Intake manifold choices
The air gap will do little to help your problem. You need to stop the fuel from vaporizing in the fuel line. In the mid 80's not sure of what year they made a fuel filter with a return line built in for this reason.
I had the same issue with my Duster. Everytime I would go to start it after stopping for a while it would flood. I began turning the electric pump on and off until cool fuel reached the carburetor .

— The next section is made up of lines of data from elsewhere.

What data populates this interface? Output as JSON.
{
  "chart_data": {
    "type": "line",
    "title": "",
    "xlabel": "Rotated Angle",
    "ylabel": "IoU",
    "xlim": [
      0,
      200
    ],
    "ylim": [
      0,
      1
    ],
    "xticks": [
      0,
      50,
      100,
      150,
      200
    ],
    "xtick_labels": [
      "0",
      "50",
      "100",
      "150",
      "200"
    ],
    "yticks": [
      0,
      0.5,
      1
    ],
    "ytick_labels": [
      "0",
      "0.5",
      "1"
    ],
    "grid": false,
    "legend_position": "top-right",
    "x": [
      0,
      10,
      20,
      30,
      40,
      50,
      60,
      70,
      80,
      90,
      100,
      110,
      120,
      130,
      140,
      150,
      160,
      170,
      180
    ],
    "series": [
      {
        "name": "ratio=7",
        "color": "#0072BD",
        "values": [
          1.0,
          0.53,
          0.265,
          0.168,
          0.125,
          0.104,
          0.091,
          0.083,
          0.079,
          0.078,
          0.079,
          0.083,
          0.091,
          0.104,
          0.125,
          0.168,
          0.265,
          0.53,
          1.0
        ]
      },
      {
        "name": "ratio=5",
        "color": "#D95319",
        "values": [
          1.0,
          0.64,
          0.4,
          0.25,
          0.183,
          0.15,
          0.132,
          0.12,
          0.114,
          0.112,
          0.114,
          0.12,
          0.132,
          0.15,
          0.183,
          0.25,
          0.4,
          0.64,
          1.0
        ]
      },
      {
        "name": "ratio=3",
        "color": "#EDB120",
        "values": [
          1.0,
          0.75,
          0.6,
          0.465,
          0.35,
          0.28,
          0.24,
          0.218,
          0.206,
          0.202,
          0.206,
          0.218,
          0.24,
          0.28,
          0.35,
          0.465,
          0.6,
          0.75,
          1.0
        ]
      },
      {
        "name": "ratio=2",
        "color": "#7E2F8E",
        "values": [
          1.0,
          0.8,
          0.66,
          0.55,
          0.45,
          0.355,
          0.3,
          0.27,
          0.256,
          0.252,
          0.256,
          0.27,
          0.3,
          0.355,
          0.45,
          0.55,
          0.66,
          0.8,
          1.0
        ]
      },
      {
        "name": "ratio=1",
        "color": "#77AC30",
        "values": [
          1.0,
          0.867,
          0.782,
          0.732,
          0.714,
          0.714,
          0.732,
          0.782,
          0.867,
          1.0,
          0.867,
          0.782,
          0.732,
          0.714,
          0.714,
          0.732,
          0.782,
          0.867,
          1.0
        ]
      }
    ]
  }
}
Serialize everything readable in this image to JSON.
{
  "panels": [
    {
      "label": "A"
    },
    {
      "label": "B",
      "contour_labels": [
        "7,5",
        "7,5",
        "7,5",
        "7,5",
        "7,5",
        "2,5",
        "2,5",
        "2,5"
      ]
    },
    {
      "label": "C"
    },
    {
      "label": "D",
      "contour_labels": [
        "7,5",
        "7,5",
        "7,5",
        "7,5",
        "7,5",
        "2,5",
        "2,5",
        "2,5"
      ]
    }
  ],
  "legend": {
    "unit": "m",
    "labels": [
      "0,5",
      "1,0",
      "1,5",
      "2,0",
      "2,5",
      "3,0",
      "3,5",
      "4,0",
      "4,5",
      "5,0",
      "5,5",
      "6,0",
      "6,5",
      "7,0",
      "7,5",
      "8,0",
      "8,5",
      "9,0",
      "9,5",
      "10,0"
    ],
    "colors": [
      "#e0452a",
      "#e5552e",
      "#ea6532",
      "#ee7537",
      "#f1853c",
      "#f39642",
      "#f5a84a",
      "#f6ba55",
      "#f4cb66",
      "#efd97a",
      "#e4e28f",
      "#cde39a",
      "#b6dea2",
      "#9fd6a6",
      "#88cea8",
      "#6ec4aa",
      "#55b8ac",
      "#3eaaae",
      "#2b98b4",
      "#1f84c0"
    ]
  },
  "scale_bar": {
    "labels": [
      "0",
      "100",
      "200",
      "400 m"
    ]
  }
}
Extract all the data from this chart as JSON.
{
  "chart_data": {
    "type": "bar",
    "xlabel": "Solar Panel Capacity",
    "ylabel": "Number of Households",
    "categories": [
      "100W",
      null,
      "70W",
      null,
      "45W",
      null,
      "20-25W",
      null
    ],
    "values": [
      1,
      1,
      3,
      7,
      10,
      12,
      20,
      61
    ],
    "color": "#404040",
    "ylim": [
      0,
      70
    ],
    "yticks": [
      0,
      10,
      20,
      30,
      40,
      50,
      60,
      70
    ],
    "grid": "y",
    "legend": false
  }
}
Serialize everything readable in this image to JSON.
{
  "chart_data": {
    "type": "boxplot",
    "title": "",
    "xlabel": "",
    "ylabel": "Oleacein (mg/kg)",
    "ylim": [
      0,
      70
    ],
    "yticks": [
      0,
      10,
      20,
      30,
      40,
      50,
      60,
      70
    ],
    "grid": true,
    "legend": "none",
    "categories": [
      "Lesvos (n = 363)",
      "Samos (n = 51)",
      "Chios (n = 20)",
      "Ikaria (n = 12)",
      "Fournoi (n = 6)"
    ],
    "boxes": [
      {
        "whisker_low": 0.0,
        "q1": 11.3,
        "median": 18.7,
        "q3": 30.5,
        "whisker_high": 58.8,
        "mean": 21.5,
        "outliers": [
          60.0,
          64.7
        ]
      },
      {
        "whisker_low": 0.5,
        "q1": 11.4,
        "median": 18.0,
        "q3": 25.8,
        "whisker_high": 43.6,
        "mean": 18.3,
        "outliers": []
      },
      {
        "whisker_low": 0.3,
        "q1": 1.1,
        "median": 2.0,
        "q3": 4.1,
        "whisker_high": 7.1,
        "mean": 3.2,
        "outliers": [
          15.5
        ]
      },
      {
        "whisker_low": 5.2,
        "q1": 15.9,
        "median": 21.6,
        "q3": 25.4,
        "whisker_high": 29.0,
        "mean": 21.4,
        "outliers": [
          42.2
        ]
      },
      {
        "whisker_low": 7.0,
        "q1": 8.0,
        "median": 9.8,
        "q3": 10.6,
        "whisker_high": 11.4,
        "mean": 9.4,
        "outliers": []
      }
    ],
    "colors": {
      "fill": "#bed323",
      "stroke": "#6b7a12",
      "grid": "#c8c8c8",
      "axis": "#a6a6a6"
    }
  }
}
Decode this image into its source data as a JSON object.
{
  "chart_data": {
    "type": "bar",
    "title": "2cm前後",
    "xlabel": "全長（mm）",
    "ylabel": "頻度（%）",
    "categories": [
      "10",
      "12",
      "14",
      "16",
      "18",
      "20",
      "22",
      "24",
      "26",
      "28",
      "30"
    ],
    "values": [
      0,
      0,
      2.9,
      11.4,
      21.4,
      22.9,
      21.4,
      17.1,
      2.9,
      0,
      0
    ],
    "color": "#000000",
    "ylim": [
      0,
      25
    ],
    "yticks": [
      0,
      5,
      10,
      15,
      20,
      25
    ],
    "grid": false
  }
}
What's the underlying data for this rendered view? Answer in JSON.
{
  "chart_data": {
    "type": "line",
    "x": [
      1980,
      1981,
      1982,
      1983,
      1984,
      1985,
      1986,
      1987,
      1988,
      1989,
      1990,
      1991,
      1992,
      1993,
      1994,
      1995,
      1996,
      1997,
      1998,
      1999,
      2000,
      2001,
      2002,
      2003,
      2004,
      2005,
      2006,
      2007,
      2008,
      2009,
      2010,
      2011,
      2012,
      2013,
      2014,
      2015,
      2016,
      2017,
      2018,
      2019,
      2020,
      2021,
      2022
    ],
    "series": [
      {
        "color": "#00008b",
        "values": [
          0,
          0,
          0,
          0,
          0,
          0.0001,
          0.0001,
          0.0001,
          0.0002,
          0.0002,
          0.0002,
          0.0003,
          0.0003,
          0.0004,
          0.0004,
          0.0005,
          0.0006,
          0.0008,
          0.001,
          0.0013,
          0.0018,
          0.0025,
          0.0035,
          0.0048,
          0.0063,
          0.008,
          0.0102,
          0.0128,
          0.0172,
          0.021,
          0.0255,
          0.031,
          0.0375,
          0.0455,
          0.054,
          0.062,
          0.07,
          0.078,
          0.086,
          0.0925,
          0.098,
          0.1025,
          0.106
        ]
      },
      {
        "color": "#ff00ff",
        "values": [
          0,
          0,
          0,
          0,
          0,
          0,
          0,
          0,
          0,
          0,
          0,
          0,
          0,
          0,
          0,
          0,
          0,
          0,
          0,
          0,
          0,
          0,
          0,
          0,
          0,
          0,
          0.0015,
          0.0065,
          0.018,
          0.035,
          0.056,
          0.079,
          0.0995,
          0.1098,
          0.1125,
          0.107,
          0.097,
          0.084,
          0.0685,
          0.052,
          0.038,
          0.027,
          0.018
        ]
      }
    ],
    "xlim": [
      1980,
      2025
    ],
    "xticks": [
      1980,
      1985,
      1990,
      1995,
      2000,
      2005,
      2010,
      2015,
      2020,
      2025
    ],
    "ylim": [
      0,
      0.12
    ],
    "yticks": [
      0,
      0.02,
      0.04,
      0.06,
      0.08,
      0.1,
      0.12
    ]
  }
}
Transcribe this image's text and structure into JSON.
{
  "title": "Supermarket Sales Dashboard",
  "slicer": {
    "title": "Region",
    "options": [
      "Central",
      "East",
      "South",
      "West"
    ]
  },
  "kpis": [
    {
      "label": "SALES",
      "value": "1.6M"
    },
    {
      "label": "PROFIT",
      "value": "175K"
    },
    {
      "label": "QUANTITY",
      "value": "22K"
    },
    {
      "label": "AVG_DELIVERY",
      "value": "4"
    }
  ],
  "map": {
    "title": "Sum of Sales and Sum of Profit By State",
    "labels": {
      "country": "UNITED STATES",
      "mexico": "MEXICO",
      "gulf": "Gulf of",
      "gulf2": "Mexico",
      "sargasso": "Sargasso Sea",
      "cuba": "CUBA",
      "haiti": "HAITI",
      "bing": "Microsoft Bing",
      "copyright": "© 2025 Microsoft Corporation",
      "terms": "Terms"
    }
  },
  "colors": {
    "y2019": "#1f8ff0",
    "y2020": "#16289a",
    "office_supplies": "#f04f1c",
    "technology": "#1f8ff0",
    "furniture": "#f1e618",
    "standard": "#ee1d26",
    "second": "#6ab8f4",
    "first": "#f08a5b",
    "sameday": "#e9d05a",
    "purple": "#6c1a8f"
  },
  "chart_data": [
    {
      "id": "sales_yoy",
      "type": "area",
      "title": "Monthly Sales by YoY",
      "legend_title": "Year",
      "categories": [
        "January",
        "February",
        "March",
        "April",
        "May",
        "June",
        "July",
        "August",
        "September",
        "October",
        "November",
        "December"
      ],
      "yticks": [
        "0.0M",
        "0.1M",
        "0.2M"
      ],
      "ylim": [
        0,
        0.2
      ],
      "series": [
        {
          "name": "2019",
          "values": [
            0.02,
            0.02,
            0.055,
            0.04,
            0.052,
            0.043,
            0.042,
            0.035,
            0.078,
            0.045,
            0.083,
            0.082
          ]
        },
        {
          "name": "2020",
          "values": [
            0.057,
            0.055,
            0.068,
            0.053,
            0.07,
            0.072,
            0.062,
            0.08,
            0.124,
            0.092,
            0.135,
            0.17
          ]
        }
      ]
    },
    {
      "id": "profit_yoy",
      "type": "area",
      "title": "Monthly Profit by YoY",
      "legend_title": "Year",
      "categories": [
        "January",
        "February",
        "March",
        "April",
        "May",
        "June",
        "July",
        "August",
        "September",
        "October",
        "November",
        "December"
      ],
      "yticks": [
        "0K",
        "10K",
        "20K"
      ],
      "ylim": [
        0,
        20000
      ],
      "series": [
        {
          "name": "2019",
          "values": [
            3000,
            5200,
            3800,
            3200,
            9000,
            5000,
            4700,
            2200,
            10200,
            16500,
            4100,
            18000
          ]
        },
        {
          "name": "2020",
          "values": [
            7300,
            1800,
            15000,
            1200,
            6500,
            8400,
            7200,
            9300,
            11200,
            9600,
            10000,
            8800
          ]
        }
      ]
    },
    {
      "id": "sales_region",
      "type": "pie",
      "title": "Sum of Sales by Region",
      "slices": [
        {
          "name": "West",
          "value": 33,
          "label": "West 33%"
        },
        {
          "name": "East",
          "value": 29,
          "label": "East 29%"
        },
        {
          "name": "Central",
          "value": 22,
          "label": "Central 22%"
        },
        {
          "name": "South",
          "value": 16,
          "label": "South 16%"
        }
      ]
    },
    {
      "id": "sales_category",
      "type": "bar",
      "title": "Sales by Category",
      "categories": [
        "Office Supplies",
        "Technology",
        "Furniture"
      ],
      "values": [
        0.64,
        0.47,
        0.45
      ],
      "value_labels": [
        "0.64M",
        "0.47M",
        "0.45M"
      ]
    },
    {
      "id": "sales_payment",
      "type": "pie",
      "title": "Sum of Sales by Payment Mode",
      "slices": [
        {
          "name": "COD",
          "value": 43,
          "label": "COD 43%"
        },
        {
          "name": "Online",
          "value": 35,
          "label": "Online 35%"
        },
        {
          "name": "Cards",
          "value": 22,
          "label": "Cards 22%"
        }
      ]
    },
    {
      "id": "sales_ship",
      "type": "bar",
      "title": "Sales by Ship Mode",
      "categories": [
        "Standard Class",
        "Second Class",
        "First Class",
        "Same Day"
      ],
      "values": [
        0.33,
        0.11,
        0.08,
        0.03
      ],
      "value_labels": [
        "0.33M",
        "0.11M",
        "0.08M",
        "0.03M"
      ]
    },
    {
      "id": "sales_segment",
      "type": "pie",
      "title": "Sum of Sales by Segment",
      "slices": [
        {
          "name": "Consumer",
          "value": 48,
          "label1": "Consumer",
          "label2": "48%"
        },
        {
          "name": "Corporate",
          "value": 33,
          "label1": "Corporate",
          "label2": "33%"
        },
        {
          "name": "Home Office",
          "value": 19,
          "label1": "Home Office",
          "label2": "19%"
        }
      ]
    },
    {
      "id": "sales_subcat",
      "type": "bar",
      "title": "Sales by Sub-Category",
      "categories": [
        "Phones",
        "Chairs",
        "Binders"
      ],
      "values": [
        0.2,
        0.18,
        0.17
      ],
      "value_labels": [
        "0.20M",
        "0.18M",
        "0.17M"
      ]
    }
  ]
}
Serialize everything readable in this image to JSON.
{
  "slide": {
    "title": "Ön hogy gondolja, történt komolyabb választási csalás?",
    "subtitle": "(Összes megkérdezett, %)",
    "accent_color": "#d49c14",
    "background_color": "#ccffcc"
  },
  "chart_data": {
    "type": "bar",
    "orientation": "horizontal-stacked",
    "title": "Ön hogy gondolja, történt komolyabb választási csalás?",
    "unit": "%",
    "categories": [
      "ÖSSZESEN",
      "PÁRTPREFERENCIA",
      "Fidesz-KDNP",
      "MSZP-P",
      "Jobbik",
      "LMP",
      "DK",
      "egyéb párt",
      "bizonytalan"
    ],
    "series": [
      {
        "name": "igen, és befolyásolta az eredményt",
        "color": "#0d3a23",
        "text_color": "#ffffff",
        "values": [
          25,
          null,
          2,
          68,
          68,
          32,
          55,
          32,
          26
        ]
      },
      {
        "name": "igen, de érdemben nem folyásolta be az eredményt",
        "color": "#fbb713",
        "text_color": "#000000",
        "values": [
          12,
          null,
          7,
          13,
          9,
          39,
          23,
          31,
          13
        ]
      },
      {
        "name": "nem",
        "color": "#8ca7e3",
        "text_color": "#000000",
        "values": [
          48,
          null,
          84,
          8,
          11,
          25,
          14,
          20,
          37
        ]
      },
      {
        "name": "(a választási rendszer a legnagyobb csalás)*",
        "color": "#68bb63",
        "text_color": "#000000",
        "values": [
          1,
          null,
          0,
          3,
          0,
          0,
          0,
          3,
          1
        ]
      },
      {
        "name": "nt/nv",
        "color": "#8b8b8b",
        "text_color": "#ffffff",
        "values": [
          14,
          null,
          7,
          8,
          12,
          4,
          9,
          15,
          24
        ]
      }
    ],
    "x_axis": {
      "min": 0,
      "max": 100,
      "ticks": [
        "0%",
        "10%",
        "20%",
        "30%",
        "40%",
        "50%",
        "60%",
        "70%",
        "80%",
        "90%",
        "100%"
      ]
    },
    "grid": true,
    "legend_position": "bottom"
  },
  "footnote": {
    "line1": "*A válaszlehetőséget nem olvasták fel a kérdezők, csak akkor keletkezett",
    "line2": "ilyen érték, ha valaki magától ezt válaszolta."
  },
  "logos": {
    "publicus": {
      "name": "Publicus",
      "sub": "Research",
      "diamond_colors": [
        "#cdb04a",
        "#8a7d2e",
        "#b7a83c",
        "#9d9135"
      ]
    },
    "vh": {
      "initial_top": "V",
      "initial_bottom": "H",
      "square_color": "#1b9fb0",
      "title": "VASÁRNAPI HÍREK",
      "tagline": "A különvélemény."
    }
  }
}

Tony Hershman. a Troyer Race car shop owner told me to put a return on my car. This was not cheap having to buy the line, fittings and the new regulator. But Tony and his son are well known in racing. His son is Kyle Bush's spotter .
Being it had an electric pump I had to get a different pressure regulator to use on the return line .
So I replaced the regulator on the feed line and used it as a return . Then ran a new feed line directly to the carburetor. $200 for line alone . But I trusted Tony and the Nascar guys. I never had that problem again. In fact the time slips were more consistent going back to back rounds.
Big difference that you all could not imagine. You need to keep the fuel moving in a circle back to the tank so it stays cool.
Its the fuel in the line that when it is boiling will not let the floats shut off the needle and seat until it gets solid fuel. It has nothing to do with the intake or carb. Fuel injection would be the ultimate fix. We are now going with a holley 4500 sniper on the new car.
Before
After
\
https://www.holley.com/products/fue...sniper_efi/sniper_stealth_4500/parts/550-841y
What I wanted to add is that if you are pulling fuel from the tank your symptom may be lack of pump pressure also. because its boiling before the pump. You'll lose power then when you go to start it it floods . Double whammy.
My car was pushing fuel. But I have seen the pulling problem.
Then I installed the 80's three nipple filter on a manual pump on the car with a factory style return . Most cars after 70 have a return line you can plumb in.